Harmony: I want to hear from both of you on this: what surprised you in this process?

Barbara: I think it was, got me up early, you know. Just to see what was going on in the garden. It’s exciting. I love photography, and I liked finding the little mysteries in the garden, and um, call up Larry and say, “What was that that I shot?” So I’ve learned a lot about gardens and flowers and herbs, more than I ever thought I would. I look forward to that every day.

Larry: The biggest deal for me was finding out what a lot of people already know, that the birth of botany goes back to the third century B.C. A lot of colonial plants are in that Greek herbal of 300 B.C. Iris is a Greek name, and Daphne’s a Greek name, Asphodel is a Greek name.

I just became really enamored of this tradition of colonial plants having Greek origins. Vitex, our blue-flowered shrubs, our blue-flowered summer shrub is an ancient Greek shrub. There’s sort of a poetry in those names. So I see this botanic link going from the colonials, back to the Renaissance, back to the ancient times, very explicitly.

Harmony: Did you have anything that emerged as a puzzle throughout the process? Was there something you thought you should be able to find, something you thought would thrive, but didn’t?

Larry: The greatest hurdle here in Virginia here is heat. I found some plants that thrive in the heat, which were really cool.

Harmony: Like what?

Larry: Pentapetes, or scarlet mallow. Jefferson uses it in 1811.

Harmony: Has this changed the way that you garden, the way that you look at your flowerbeds at home?

Barbara: Oh yeah.
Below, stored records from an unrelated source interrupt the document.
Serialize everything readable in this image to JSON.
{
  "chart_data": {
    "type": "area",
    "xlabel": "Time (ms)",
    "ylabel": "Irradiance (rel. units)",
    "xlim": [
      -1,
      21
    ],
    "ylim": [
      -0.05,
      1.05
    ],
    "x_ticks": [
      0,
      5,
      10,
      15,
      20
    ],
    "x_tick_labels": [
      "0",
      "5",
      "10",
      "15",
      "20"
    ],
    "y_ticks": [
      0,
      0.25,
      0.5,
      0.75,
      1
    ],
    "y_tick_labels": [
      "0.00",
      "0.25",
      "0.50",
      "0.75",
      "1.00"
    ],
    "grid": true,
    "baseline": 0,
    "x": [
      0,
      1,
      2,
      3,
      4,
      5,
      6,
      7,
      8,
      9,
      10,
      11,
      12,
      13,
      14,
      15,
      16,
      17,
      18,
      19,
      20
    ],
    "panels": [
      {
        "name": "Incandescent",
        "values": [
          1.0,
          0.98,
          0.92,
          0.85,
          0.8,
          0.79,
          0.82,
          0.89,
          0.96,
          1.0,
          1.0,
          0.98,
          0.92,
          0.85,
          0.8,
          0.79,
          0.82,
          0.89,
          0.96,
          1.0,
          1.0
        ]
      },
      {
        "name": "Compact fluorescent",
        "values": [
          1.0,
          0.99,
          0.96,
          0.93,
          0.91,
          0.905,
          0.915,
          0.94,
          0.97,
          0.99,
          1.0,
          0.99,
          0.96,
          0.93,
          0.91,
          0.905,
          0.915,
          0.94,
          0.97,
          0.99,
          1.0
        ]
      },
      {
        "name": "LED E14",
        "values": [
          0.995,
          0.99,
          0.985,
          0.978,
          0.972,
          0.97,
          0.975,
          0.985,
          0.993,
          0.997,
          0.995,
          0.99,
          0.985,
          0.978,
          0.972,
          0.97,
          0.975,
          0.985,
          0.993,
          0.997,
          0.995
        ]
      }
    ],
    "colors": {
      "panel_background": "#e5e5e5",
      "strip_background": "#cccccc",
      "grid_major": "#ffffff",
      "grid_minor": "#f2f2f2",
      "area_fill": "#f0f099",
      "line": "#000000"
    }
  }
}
I’ve got some of the same flowers in my garden, too, where I can stick them in where they catch a little bit more sun than the other areas. Oh yeah, and I go into the gardening nurseries and I go, “No, I don’t think that one.” And I, so I can discern which ones I want in the garden and which ones I don’t a little better. So I’m better educated now because of this book and all of Larry’s great information.

Harmony: Larry, how about you? If somebody looks at this book, what do you hope that they’ll get out of it?

Larry: I think I have three hopes. One is that they can do what I did. They can come away with what I did. There’s a list of seed sources in the back of the book, and I give pretty explicit directions about how to do it.

Second of all, I think they’ll learn that every plant has a story.

Thirdly, this is another reference book. We made a great attempt to footnote it. Every citation is accurate, because I wanted people behind me to be able to look at the sources and be able to do what I did and be able to replicate what I did. It’s not a secret. My work at the foundation is for the public good.

Harmony: Are you still growing and testing?

Larry: Yes. I have 36 plants seeded in the ground right now.

Harmony: Where can people see your test garden if they’re going to come visit?

Larry: If you walk out of the front entrance of the Williamsburg Inn and cross the street there on Colonial Street, you pass the Lewis house, which is a guest house, on the right. In that backyard are my test plots.

Harmony: And we’ll see you in there, weeding?

Larry: Weeding, watering, thinning, seeding, mowing the grass.

Barbara: And if you get up early enough, you might see me laying in the dirt, or in the grass areas, shooting into the flowers. Yeah, we’ll be there.